昭和31年(1956)には「日本仮設興行協同組合」が設立され、有田洋行、木下、シバタ、矢野、キグレ、ゴールド、赤林、日本、原田、カキヌマ、金丸、国際、田村、田部井、菅野、オリエンタル、山根、井原、三好、池野、など約20団体が所属していたようです。

昭和33年(1958)ソ連国立ボリショイ・サーカス来日。

昭和37年(1962)以降、不況にはいると社会は娯楽どころではなく急速にサーカスが姿を消していき、昭和42年(1967)には木下サーカス、矢野サーカス、キグレサーカスの3団体のみとなってしまいました。

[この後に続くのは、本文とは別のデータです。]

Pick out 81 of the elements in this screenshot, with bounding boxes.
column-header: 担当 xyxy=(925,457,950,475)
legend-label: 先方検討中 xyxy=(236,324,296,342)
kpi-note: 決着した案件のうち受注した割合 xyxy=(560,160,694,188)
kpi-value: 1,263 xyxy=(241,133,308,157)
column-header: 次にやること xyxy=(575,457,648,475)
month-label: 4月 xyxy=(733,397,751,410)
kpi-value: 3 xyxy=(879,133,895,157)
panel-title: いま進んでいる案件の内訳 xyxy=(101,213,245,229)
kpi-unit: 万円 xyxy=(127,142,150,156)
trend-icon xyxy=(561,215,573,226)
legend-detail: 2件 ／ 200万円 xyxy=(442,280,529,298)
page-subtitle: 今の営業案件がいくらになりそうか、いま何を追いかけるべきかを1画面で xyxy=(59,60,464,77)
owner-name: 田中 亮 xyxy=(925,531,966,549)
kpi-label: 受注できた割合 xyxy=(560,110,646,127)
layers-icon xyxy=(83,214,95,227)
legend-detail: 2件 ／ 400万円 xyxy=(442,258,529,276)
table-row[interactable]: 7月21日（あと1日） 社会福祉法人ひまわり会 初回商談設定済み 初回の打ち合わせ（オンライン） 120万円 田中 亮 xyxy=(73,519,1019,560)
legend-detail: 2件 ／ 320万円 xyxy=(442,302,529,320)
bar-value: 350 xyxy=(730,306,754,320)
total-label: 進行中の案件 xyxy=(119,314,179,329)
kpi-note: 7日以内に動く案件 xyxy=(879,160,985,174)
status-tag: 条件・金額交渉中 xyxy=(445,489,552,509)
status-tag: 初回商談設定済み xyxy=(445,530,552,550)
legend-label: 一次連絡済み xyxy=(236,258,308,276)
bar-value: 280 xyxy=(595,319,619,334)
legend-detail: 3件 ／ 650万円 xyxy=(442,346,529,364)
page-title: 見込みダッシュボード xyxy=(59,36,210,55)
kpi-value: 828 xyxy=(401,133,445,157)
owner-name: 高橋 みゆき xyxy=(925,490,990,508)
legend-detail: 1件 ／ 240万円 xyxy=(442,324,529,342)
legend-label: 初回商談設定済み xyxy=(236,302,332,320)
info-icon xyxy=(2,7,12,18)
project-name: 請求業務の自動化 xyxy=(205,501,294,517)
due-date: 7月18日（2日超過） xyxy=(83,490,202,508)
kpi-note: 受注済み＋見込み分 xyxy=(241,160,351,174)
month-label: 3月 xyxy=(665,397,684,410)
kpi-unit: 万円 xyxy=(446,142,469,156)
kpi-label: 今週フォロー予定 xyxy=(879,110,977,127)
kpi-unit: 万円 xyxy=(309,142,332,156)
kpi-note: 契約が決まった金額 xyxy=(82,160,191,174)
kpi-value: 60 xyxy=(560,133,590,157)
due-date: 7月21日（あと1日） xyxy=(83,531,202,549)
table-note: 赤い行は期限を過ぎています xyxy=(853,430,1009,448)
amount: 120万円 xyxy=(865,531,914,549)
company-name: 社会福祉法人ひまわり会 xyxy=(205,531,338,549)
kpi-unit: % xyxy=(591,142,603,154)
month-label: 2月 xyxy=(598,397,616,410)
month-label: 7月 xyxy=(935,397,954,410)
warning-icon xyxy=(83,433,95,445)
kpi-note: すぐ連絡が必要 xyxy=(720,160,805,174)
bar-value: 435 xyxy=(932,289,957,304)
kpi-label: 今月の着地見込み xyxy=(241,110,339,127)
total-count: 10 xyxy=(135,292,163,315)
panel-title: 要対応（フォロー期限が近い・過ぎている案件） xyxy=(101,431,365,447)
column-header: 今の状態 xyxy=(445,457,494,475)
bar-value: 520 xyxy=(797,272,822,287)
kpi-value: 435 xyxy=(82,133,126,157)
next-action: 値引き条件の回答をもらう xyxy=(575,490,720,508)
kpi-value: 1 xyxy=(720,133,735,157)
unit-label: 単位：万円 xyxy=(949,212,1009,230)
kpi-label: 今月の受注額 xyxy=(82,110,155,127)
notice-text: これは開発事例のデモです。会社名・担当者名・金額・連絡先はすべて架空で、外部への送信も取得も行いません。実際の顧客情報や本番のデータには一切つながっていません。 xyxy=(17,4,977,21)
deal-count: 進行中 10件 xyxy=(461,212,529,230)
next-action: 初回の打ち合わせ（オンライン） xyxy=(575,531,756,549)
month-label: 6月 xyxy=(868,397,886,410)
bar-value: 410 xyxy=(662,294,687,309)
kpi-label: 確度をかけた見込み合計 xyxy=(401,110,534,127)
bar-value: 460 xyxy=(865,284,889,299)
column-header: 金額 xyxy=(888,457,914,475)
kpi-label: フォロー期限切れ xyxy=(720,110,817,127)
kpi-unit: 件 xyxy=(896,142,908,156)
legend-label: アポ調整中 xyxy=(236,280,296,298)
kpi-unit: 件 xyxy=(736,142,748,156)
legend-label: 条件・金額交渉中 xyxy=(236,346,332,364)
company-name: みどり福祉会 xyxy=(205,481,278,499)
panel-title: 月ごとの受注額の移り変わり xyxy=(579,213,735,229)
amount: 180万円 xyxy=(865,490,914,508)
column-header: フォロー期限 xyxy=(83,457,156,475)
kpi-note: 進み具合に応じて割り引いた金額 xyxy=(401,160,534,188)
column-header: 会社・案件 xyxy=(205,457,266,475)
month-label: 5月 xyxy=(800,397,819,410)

なお、最近まで活躍していたのは木下サーカス、矢野サーカス、キグレサーカス、柿沼サーカス、国際サーカスの5団体でしたが、平成7年には国際サーカス、そして8年には矢野サーカスが活動を休止してしまいました。
従って木下サーカス、キグレサーカス、柿沼サーカスの3団体となってしまったのですが、8年12月にゴースターズというファミリーサーカスのメンバーが中心に「ザ・ポップサーカス」という新しい団体を旗揚げしました。
ニューサーカスという流れが全世界を覆う中、これからの日本のサーカスにも期待していきましょう!

*なんだか昭和初期から一気に年代がすっ飛んでしまいましたが、何しろ資料がないので書きようがありません。ご容赦願います。